In A simple way to get more value from metrics, Dan Luu mentioned a Maslow's Hierarchy of Observability, which appears to have originated from a Splunk post.
Splunk's hierarchy uses terms of presentation, which creates a distance from the underlying data management.
From first principles, we have data, which then passes through three filters: Data is either observed or not (Splunk's uptime monitoring), Observed data is either recorded or not (Splunk's dashboarding), and Recorded data is either cleaned or not.
Real-world data will have duplicates, mismeasurements, and incomparability issues. Witness Luu's wrangling with 94 different names for JVM survivor space, some of which were counters and others gauges.

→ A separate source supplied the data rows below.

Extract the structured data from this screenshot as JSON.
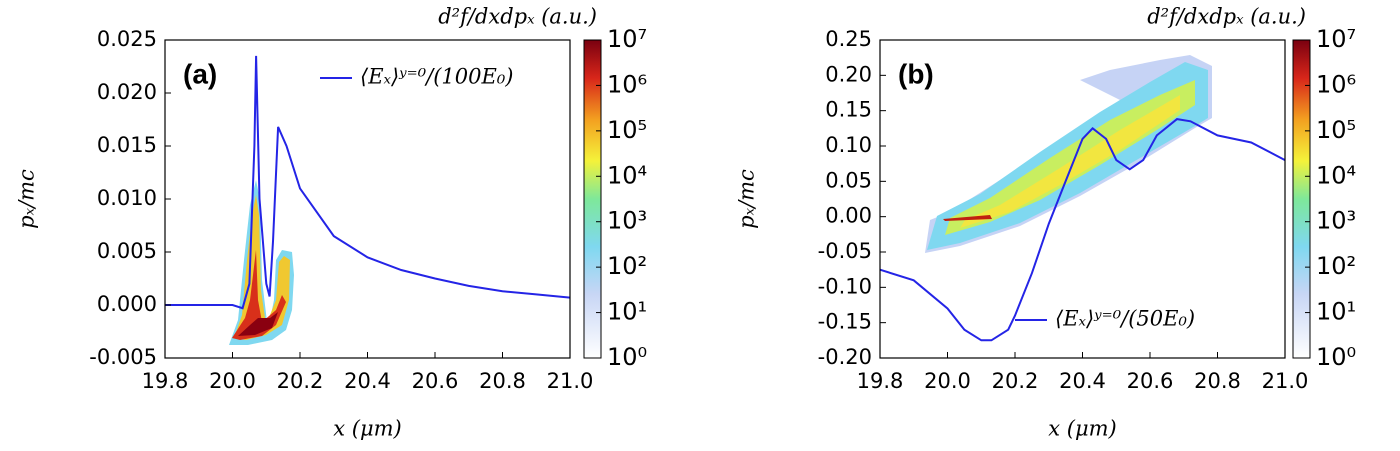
{
  "chart_data": [
    {
      "type": "line",
      "annotation": "(a)",
      "xlabel": "x (μm)",
      "ylabel": "pₓ/mc",
      "legend": "upper right",
      "x": [
        19.8,
        20.0,
        20.03,
        20.05,
        20.065,
        20.07,
        20.08,
        20.1,
        20.11,
        20.12,
        20.135,
        20.16,
        20.2,
        20.3,
        20.4,
        20.5,
        20.6,
        20.7,
        20.8,
        20.9,
        21.0
      ],
      "series": [
        {
          "name": "⟨Eₓ⟩ʸ⁼⁰/(100E₀)",
          "color": "#2424e6",
          "values": [
            0,
            0,
            -0.0003,
            0.002,
            0.015,
            0.0235,
            0.01,
            0.002,
            0.0008,
            0.006,
            0.0168,
            0.015,
            0.011,
            0.0065,
            0.0045,
            0.0033,
            0.0025,
            0.0018,
            0.0013,
            0.001,
            0.0007
          ]
        }
      ],
      "xlim": [
        19.8,
        21.0
      ],
      "xticks": [
        19.8,
        {
          "value": 20.0,
          "label": "20.0"
        },
        20.2,
        20.4,
        20.6,
        20.8,
        {
          "value": 21.0,
          "label": "21.0"
        }
      ],
      "ylim": [
        -0.005,
        0.025
      ],
      "yticks": [
        -0.005,
        {
          "value": 0,
          "label": "0.000"
        },
        0.005,
        {
          "value": 0.01,
          "label": "0.010"
        },
        0.015,
        {
          "value": 0.02,
          "label": "0.020"
        },
        0.025
      ],
      "colorbar": {
        "label": "d²f/dxdpₓ (a.u.)",
        "scale": "log",
        "lim": [
          1,
          10000000
        ],
        "ticks": [
          {
            "value": 1,
            "label": "10⁰"
          },
          {
            "value": 10,
            "label": "10¹"
          },
          {
            "value": 100,
            "label": "10²"
          },
          {
            "value": 1000,
            "label": "10³"
          },
          {
            "value": 10000,
            "label": "10⁴"
          },
          {
            "value": 100000,
            "label": "10⁵"
          },
          {
            "value": 1000000,
            "label": "10⁶"
          },
          {
            "value": 10000000,
            "label": "10⁷"
          }
        ]
      }
    },
    {
      "type": "line",
      "annotation": "(b)",
      "xlabel": "x (μm)",
      "ylabel": "pₓ/mc",
      "legend": "lower right",
      "x": [
        19.8,
        19.9,
        20.0,
        20.05,
        20.1,
        20.13,
        20.18,
        20.2,
        20.25,
        20.3,
        20.35,
        20.4,
        20.43,
        20.47,
        20.5,
        20.54,
        20.58,
        20.62,
        20.68,
        20.72,
        20.8,
        20.9,
        21.0
      ],
      "series": [
        {
          "name": "⟨Eₓ⟩ʸ⁼⁰/(50E₀)",
          "color": "#2424e6",
          "values": [
            -0.075,
            -0.09,
            -0.13,
            -0.16,
            -0.175,
            -0.175,
            -0.16,
            -0.14,
            -0.08,
            -0.01,
            0.05,
            0.11,
            0.125,
            0.11,
            0.08,
            0.067,
            0.08,
            0.115,
            0.138,
            0.135,
            0.115,
            0.105,
            0.08
          ]
        }
      ],
      "xlim": [
        19.8,
        21.0
      ],
      "xticks": [
        19.8,
        {
          "value": 20.0,
          "label": "20.0"
        },
        20.2,
        20.4,
        20.6,
        20.8,
        {
          "value": 21.0,
          "label": "21.0"
        }
      ],
      "ylim": [
        -0.2,
        0.25
      ],
      "yticks": [
        {
          "value": -0.2,
          "label": "-0.20"
        },
        -0.15,
        {
          "value": -0.1,
          "label": "-0.10"
        },
        -0.05,
        {
          "value": 0,
          "label": "0.00"
        },
        0.05,
        {
          "value": 0.1,
          "label": "0.10"
        },
        0.15,
        {
          "value": 0.2,
          "label": "0.20"
        },
        0.25
      ],
      "colorbar": {
        "label": "d²f/dxdpₓ (a.u.)",
        "scale": "log",
        "lim": [
          1,
          10000000
        ],
        "ticks": [
          {
            "value": 1,
            "label": "10⁰"
          },
          {
            "value": 10,
            "label": "10¹"
          },
          {
            "value": 100,
            "label": "10²"
          },
          {
            "value": 1000,
            "label": "10³"
          },
          {
            "value": 10000,
            "label": "10⁴"
          },
          {
            "value": 100000,
            "label": "10⁵"
          },
          {
            "value": 1000000,
            "label": "10⁶"
          },
          {
            "value": 10000000,
            "label": "10⁷"
          }
        ]
      }
    }
  ]
}
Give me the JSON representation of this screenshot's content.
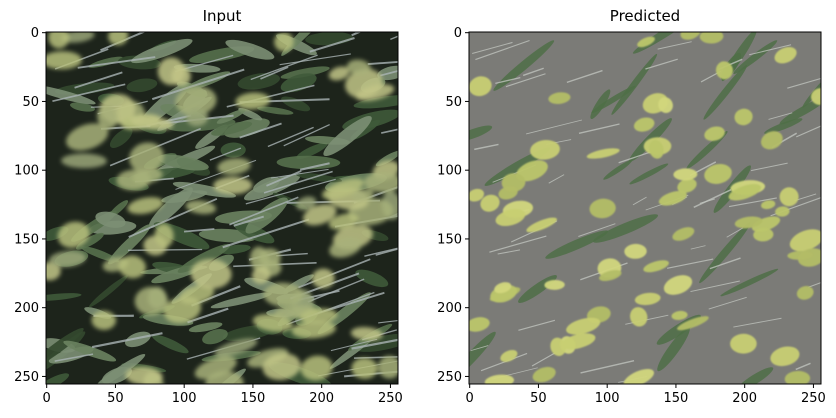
{
  "panels": [
    {
      "title": "Input",
      "x_ticks": [
        "0",
        "50",
        "100",
        "150",
        "200",
        "250"
      ],
      "y_ticks": [
        "0",
        "50",
        "100",
        "150",
        "200",
        "250"
      ],
      "image": "blurred-foliage-texture",
      "colors": {
        "dark": "#1d241b",
        "leaf": "#4e6a44",
        "blob": "#b7bf7c",
        "stem": "#aab4b5"
      }
    },
    {
      "title": "Predicted",
      "x_ticks": [
        "0",
        "50",
        "100",
        "150",
        "200",
        "250"
      ],
      "y_ticks": [
        "0",
        "50",
        "100",
        "150",
        "200",
        "250"
      ],
      "image": "gray-background-with-yellow-blobs",
      "colors": {
        "bg": "#7b7b77",
        "leaf": "#4f6e47",
        "blob": "#c8cf72",
        "stem": "#c4c8c2"
      }
    }
  ]
}
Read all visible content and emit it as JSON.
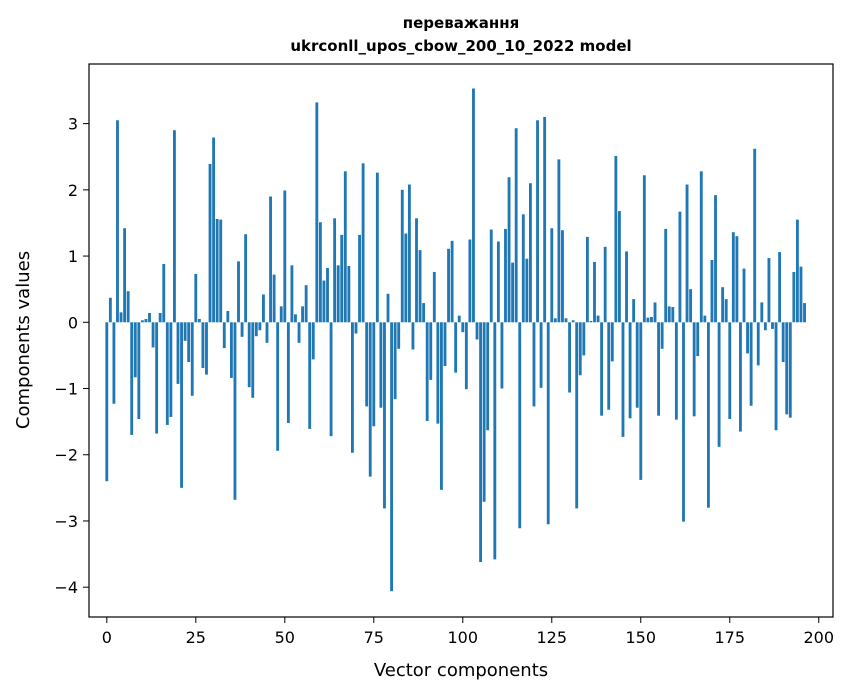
{
  "chart_data": {
    "type": "bar",
    "title_line1": "переважання",
    "title_line2": "ukrconll_upos_cbow_200_10_2022 model",
    "xlabel": "Vector components",
    "ylabel": "Components values",
    "xlim": [
      -5,
      204
    ],
    "ylim": [
      -4.45,
      3.9
    ],
    "xticks": [
      0,
      25,
      50,
      75,
      100,
      125,
      150,
      175,
      200
    ],
    "xtick_labels": [
      "0",
      "25",
      "50",
      "75",
      "100",
      "125",
      "150",
      "175",
      "200"
    ],
    "yticks": [
      -4,
      -3,
      -2,
      -1,
      0,
      1,
      2,
      3
    ],
    "ytick_labels": [
      "−4",
      "−3",
      "−2",
      "−1",
      "0",
      "1",
      "2",
      "3"
    ],
    "bar_color": "#1f77b4",
    "grid": false,
    "values": [
      -2.4,
      0.37,
      -1.23,
      3.05,
      0.15,
      1.42,
      0.47,
      -1.7,
      -0.83,
      -1.46,
      0.03,
      0.05,
      0.14,
      -0.38,
      -1.68,
      0.14,
      0.88,
      -1.55,
      -1.43,
      2.9,
      -0.93,
      -2.5,
      -0.28,
      -0.6,
      -1.11,
      0.73,
      0.05,
      -0.69,
      -0.79,
      2.39,
      2.79,
      1.56,
      1.55,
      -0.39,
      0.17,
      -0.84,
      -2.68,
      0.92,
      -0.22,
      1.33,
      -0.98,
      -1.14,
      -0.21,
      -0.12,
      0.42,
      -0.31,
      1.9,
      0.72,
      -1.94,
      0.24,
      1.99,
      -1.52,
      0.86,
      0.12,
      -0.31,
      0.24,
      0.56,
      -1.61,
      -0.56,
      3.32,
      1.51,
      0.63,
      0.82,
      -1.72,
      1.57,
      0.86,
      1.32,
      2.28,
      0.85,
      -1.97,
      -0.17,
      1.32,
      2.4,
      -1.27,
      -2.33,
      -1.57,
      2.26,
      -1.29,
      -2.81,
      0.43,
      -4.06,
      -1.16,
      -0.4,
      2.0,
      1.34,
      2.08,
      -0.41,
      1.57,
      1.09,
      0.29,
      -1.49,
      -0.87,
      0.76,
      -1.53,
      -2.53,
      -0.66,
      1.11,
      1.23,
      -0.76,
      0.1,
      -0.15,
      -1.01,
      1.25,
      3.53,
      -0.26,
      -3.62,
      -2.71,
      -1.63,
      1.4,
      -3.58,
      1.22,
      -1.0,
      1.41,
      2.19,
      0.9,
      2.93,
      -3.11,
      1.63,
      0.96,
      2.1,
      -1.27,
      3.05,
      -0.99,
      3.1,
      -3.05,
      1.42,
      0.06,
      2.46,
      1.39,
      0.06,
      -1.06,
      0.03,
      -2.81,
      -0.8,
      -0.5,
      1.29,
      0.02,
      0.91,
      0.1,
      -1.41,
      1.14,
      -1.32,
      -0.59,
      2.51,
      1.68,
      -1.73,
      1.07,
      -1.45,
      0.35,
      -1.29,
      -2.38,
      2.22,
      0.07,
      0.08,
      0.3,
      -1.41,
      -0.4,
      1.41,
      0.24,
      0.23,
      -1.47,
      1.67,
      -3.01,
      2.08,
      0.5,
      -1.42,
      -0.51,
      2.28,
      0.1,
      -2.8,
      0.94,
      1.92,
      -1.88,
      0.53,
      0.35,
      -1.46,
      1.36,
      1.3,
      -1.65,
      0.81,
      -0.47,
      -1.26,
      2.62,
      -0.65,
      0.3,
      -0.12,
      0.97,
      -0.1,
      -1.63,
      1.06,
      -0.6,
      -1.39,
      -1.44,
      0.76,
      1.55,
      0.84,
      0.29
    ]
  }
}
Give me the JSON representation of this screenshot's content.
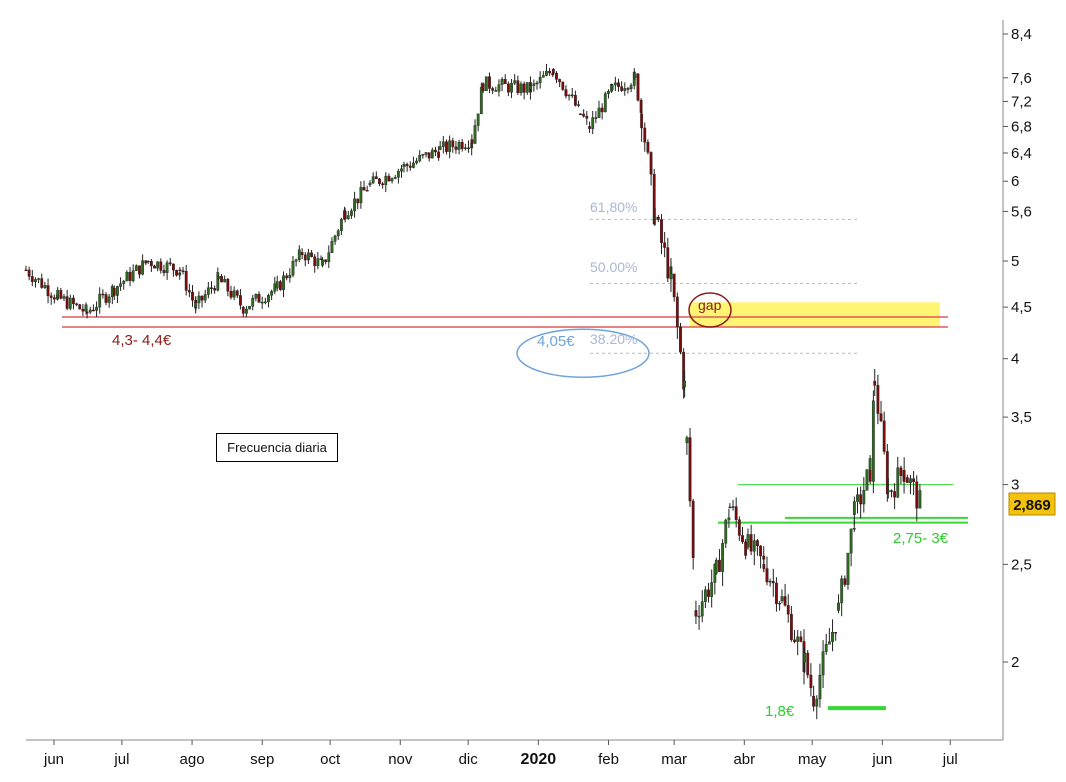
{
  "chart_data": {
    "type": "candlestick",
    "frequency_label": "Frecuencia diaria",
    "y_scale": "log",
    "ylim": [
      1.7,
      8.5
    ],
    "y_ticks": [
      "8,4",
      "7,6",
      "7,2",
      "6,8",
      "6,4",
      "6",
      "5,6",
      "5",
      "4,5",
      "4",
      "3,5",
      "3",
      "2,5",
      "2"
    ],
    "x_ticks": [
      "jun",
      "jul",
      "ago",
      "sep",
      "oct",
      "nov",
      "dic",
      "2020",
      "feb",
      "mar",
      "abr",
      "may",
      "jun",
      "jul"
    ],
    "last_price": "2,869",
    "series_path": [
      [
        "2019-06-01",
        4.9
      ],
      [
        "2019-06-15",
        4.6
      ],
      [
        "2019-06-28",
        4.45
      ],
      [
        "2019-07-10",
        4.7
      ],
      [
        "2019-07-25",
        5.0
      ],
      [
        "2019-08-08",
        4.9
      ],
      [
        "2019-08-15",
        4.5
      ],
      [
        "2019-08-25",
        4.8
      ],
      [
        "2019-09-05",
        4.5
      ],
      [
        "2019-09-20",
        4.7
      ],
      [
        "2019-10-01",
        5.1
      ],
      [
        "2019-10-10",
        4.95
      ],
      [
        "2019-10-20",
        5.6
      ],
      [
        "2019-10-31",
        5.95
      ],
      [
        "2019-11-15",
        6.2
      ],
      [
        "2019-12-01",
        6.45
      ],
      [
        "2019-12-15",
        6.6
      ],
      [
        "2019-12-20",
        7.5
      ],
      [
        "2020-01-10",
        7.4
      ],
      [
        "2020-01-20",
        7.75
      ],
      [
        "2020-02-01",
        7.0
      ],
      [
        "2020-02-05",
        6.8
      ],
      [
        "2020-02-15",
        7.4
      ],
      [
        "2020-02-25",
        7.6
      ],
      [
        "2020-02-28",
        7.0
      ],
      [
        "2020-03-05",
        5.5
      ],
      [
        "2020-03-12",
        4.8
      ],
      [
        "2020-03-18",
        3.75
      ],
      [
        "2020-03-19",
        3.3
      ],
      [
        "2020-03-23",
        2.25
      ],
      [
        "2020-04-01",
        2.45
      ],
      [
        "2020-04-07",
        2.85
      ],
      [
        "2020-04-15",
        2.6
      ],
      [
        "2020-04-22",
        2.5
      ],
      [
        "2020-04-30",
        2.3
      ],
      [
        "2020-05-10",
        2.0
      ],
      [
        "2020-05-14",
        1.85
      ],
      [
        "2020-05-25",
        2.25
      ],
      [
        "2020-06-01",
        2.8
      ],
      [
        "2020-06-08",
        3.1
      ],
      [
        "2020-06-10",
        3.8
      ],
      [
        "2020-06-16",
        2.95
      ],
      [
        "2020-06-23",
        3.1
      ],
      [
        "2020-06-30",
        2.87
      ]
    ],
    "annotations": {
      "support_left": {
        "label": "4,3- 4,4€",
        "levels": [
          4.3,
          4.4
        ],
        "color": "#e05a5a",
        "label_color": "#8b1a1a"
      },
      "gap": {
        "label": "gap",
        "range": [
          4.3,
          4.55
        ],
        "fill": "#fff35a",
        "label_color": "#8b1a1a"
      },
      "fibonacci": [
        {
          "label": "61,80%",
          "level": 5.5
        },
        {
          "label": "50.00%",
          "level": 4.75
        },
        {
          "label": "38.20%",
          "level": 4.05
        }
      ],
      "fib_label_color": "#a9b7d6",
      "target_ellipse": {
        "label": "4,05€",
        "color": "#6fa3d8"
      },
      "resistance_zone": {
        "label": "2,75- 3€",
        "levels": [
          3.0,
          2.78,
          2.75
        ],
        "color": "#36d836"
      },
      "low": {
        "label": "1,8€",
        "level": 1.8,
        "color": "#36d836"
      }
    }
  }
}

Cleaned data is either queriable or not by some general statistics system such as R. While stats queries can be seen as another filter -- data is either presented or not -- if viewed as a control of cleaned data, then the hierarchy needs another level wherein each lower level in the hierarchy is under ad-hoc control.
Ideally, monitoring will point out a problem, and also allow the ad-hoc collection, cleaning, and analysis of new data to pinpoint the issue.
Currently, this pipeline is a pain to use as it requires: (a) writing code in Dtrace/BPF, SQL, some ETL cleaner, R, and (b) predictive awareness of pipeline throughput limits and bottlenecks for each language.